Construction, decimation of green cover turning Kol into urban heat island: Study
Times of India | 23 April 2025
123 Kolkata: The soaring summer heat is linked to shrinking green cover and rising built-up areas, according to a report by the Centre for Science and Environment (CSE).
Summers in Kolkata are becoming increasingly unbearable, not just because of rising mercury but due to the city's rapidly transforming landscape. The report highlights that unchecked urban expansion, shrinking green space and diminishing water bodies are altering the city's natural ability to stay cool, turning it into a heat trap.
CSE, a Delhi-based environmental think tank, conducted a study from 2001 to 2023, analysing land surface temperatures and humidity trends across six megacities — Delhi, Mumbai, Kolkata, Hyderabad, Bengaluru, Chennai — and four smaller cities — Chandigarh, Jaipur, Lucknow and Pune. The findings reveal a disturbing trend: urban areas are becoming heat zones, with heatwaves growing more intense.
In Kolkata, the study found that the built-up area, which includes concrete infrastructure and roads, rose sharply from 70% in 2001 to 80.1% in 2023. In contrast, green cover, crucial for temperature regulation, slightly declined from 15.2% to 14.5%. Alarmingly, scrubland and barren land, which earlier acted as buffer zones, plummeted from 9.8% to 3.4%, and water bodies reduced by more than half — from 5.1% to 1.9%.

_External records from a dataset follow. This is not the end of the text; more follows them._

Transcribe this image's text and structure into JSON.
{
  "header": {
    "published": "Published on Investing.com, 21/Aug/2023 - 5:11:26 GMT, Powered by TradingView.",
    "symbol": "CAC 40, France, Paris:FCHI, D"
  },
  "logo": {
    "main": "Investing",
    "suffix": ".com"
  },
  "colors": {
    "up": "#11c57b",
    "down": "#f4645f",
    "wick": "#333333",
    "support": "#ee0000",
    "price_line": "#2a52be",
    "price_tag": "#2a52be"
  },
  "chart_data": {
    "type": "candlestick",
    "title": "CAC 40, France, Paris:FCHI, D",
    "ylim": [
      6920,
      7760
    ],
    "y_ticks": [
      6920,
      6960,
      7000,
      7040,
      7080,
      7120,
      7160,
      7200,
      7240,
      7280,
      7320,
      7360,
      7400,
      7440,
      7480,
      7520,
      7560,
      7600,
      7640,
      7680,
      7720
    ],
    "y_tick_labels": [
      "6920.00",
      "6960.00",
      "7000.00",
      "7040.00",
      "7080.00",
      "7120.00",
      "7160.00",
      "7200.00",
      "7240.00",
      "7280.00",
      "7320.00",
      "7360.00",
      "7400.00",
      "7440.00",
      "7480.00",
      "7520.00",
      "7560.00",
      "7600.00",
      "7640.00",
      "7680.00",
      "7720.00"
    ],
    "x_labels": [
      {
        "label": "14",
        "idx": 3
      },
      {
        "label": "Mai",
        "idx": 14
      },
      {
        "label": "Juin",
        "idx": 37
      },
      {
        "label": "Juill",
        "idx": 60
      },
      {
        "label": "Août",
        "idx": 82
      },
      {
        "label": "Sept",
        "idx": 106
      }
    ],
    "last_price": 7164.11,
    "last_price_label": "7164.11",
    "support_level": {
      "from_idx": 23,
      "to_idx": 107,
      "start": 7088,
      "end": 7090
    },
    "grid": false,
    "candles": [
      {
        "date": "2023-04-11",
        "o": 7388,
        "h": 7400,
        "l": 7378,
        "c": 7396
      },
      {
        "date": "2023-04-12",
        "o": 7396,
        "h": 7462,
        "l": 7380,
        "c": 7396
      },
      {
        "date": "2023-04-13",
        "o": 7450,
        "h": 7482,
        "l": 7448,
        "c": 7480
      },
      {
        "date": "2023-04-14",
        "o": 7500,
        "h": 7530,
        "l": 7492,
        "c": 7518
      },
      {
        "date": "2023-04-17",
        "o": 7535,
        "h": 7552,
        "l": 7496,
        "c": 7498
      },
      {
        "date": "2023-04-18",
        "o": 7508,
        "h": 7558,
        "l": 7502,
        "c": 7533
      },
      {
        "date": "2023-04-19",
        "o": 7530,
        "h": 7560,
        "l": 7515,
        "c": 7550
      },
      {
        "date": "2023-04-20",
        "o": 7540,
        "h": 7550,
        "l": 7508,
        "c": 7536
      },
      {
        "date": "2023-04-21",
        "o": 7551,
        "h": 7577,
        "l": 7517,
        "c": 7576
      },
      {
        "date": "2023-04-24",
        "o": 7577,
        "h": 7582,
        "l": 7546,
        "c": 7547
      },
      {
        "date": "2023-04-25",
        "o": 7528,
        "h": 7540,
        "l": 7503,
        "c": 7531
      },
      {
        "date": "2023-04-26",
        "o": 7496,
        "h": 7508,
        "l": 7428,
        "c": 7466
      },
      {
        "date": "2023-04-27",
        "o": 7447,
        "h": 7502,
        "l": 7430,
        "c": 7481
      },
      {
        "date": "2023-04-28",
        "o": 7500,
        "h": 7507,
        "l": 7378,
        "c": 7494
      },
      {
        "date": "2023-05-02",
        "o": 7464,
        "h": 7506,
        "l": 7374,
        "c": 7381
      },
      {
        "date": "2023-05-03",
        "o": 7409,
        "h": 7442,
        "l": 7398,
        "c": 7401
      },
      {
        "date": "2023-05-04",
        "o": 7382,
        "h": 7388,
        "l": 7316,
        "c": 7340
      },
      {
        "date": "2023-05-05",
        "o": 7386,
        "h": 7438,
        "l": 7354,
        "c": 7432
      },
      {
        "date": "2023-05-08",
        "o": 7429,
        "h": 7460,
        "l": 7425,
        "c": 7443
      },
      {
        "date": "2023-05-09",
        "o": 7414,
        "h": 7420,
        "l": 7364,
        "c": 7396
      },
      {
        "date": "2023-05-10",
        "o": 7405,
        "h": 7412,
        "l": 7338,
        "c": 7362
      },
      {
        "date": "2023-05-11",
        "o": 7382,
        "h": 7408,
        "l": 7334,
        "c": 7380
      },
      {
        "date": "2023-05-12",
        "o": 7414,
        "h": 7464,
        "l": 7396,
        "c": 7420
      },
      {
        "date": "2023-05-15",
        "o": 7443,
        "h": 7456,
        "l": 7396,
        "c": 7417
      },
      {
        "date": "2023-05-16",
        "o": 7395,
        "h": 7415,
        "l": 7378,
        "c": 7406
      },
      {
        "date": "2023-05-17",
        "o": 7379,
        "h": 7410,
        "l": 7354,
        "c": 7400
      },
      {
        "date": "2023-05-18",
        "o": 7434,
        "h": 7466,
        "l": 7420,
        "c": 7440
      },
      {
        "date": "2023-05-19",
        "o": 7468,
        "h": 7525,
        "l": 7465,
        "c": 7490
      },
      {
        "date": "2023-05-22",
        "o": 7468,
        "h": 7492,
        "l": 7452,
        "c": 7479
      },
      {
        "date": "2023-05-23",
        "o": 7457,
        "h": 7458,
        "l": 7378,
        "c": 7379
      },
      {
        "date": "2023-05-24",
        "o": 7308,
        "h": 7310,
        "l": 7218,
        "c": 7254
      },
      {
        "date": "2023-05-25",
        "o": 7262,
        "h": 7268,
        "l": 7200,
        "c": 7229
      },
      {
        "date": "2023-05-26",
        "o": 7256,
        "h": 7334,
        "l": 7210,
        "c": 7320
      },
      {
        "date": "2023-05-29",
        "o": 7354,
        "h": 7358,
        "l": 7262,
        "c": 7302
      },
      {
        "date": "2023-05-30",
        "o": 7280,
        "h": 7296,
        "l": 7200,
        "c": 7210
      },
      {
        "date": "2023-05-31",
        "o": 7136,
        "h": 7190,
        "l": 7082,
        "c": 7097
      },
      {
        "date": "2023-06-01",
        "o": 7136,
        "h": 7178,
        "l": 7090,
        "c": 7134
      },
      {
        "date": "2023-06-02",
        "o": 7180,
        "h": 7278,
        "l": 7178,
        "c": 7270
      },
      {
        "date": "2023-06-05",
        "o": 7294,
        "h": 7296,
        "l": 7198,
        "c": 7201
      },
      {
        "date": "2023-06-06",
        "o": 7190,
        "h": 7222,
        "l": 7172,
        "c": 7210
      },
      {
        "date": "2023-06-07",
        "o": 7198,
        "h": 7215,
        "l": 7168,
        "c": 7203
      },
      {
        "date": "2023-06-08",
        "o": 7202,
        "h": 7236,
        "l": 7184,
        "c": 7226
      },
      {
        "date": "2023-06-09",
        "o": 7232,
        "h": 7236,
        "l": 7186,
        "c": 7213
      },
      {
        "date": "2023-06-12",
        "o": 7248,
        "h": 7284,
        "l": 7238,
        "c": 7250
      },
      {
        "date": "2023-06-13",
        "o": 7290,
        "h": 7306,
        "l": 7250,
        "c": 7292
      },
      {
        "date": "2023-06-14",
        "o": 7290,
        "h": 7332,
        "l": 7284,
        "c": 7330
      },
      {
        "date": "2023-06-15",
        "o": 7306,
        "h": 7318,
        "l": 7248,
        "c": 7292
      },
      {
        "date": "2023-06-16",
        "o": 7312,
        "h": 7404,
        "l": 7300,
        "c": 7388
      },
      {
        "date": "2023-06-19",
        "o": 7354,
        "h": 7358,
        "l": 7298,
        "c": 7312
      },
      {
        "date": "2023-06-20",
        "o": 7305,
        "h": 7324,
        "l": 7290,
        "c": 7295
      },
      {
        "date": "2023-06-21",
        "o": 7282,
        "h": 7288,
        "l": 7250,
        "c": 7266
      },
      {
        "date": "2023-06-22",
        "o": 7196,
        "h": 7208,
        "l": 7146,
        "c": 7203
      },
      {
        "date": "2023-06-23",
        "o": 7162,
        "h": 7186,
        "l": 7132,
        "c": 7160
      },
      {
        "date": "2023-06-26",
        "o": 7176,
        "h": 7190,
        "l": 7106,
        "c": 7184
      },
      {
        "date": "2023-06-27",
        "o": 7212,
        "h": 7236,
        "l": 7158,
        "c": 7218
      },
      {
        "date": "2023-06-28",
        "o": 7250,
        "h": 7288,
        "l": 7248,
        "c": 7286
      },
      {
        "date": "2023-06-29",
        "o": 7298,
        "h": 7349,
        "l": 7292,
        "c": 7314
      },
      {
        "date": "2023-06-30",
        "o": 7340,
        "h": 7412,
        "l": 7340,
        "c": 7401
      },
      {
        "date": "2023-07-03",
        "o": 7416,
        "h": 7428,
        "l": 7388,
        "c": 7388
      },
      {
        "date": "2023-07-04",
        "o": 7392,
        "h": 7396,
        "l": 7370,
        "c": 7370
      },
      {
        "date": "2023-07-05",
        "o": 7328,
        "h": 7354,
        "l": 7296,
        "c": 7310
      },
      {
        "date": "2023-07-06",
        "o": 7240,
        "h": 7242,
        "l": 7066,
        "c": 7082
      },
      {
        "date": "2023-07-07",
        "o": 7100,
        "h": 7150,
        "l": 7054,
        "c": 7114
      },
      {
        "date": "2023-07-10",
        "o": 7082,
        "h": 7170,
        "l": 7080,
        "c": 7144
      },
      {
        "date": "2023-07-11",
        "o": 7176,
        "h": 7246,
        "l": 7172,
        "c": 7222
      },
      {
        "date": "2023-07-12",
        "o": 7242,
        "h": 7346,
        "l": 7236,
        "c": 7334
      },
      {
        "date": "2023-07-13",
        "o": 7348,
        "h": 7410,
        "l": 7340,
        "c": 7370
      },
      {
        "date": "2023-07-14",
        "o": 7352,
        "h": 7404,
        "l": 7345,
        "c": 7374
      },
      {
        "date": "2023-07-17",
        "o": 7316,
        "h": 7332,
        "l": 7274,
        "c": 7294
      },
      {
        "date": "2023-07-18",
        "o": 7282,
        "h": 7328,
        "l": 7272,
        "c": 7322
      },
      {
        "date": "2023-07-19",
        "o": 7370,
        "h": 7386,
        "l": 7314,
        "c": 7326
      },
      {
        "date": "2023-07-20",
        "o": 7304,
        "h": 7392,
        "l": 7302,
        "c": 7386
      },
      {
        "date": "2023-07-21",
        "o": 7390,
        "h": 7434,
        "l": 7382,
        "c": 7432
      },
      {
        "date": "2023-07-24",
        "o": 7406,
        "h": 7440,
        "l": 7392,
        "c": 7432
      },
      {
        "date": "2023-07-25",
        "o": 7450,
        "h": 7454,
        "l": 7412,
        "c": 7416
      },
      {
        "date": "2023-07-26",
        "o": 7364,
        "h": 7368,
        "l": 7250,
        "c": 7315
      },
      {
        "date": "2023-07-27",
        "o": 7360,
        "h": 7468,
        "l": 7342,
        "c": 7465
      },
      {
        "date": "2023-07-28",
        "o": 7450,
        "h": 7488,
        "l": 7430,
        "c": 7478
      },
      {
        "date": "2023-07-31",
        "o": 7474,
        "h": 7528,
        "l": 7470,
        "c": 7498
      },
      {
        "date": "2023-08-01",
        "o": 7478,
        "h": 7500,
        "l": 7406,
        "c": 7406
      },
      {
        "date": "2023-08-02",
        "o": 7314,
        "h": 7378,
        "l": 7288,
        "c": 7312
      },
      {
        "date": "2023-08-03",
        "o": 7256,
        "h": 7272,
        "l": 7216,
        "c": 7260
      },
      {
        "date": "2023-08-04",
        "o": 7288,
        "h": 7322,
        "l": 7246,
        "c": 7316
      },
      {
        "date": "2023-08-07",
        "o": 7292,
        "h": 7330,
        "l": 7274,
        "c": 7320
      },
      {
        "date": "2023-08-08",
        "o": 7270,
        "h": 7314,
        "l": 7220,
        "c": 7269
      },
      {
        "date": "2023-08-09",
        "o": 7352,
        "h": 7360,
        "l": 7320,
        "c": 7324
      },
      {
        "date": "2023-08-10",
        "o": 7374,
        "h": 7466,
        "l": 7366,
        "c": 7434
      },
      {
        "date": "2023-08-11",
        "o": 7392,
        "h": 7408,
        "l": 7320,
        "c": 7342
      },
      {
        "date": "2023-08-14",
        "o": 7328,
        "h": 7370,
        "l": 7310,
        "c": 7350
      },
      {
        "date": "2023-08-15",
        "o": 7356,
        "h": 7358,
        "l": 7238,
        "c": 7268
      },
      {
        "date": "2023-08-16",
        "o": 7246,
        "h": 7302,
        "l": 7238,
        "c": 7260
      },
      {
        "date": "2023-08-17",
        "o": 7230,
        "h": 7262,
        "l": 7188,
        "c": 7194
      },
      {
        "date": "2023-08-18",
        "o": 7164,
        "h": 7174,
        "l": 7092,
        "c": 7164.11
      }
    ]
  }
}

These changes are key contributors to the Urban Heat Island (UHI) effect, where densely built-up urban areas retain more heat than their surroundings. With less vegetation and water to moderate temperatures, heat lingers well into the night, increasing public health risks, particularly during summer and monsoon months.
What makes Kolkata's heat even more punishing is its high humidity. The CSE report underscores that humidity has become a major driver of urban heat stress, particularly in coastal cities like Kolkata and Mumbai. The Heat Index — a measure of how hot it feels when relative humidity is factored in — has skyrocketed. In cities like Chennai, humidity added nearly 7°C to the perceived temperature. Kolkata, with its already high humidity levels, now frequently crosses thresholds that cause extreme heat stress.
CSE's analysis utilised satellite data from Landsat 7 and 8, focusing on the Normalised Difference Vegetation Index (NDVI) to assess green cover during India's hottest months — April to June. NDVI readings showed a consistent decline in vegetation, particularly during heatwave periods, correlating directly with the city's rising thermal stress. The reduced green cover means the city has lost its natural heat-mitigation shield, accelerating the impact of climate change at a hyperlocal level.
The CSE report makes it clear: India's cities are becoming hotter, wetter, and more dangerous, particularly for vulnerable populations. Without a clear and immediate shift in urban planning — focused on restoring green cover, conserving water bodies, and limiting unplanned construction — the situation is set to worsen.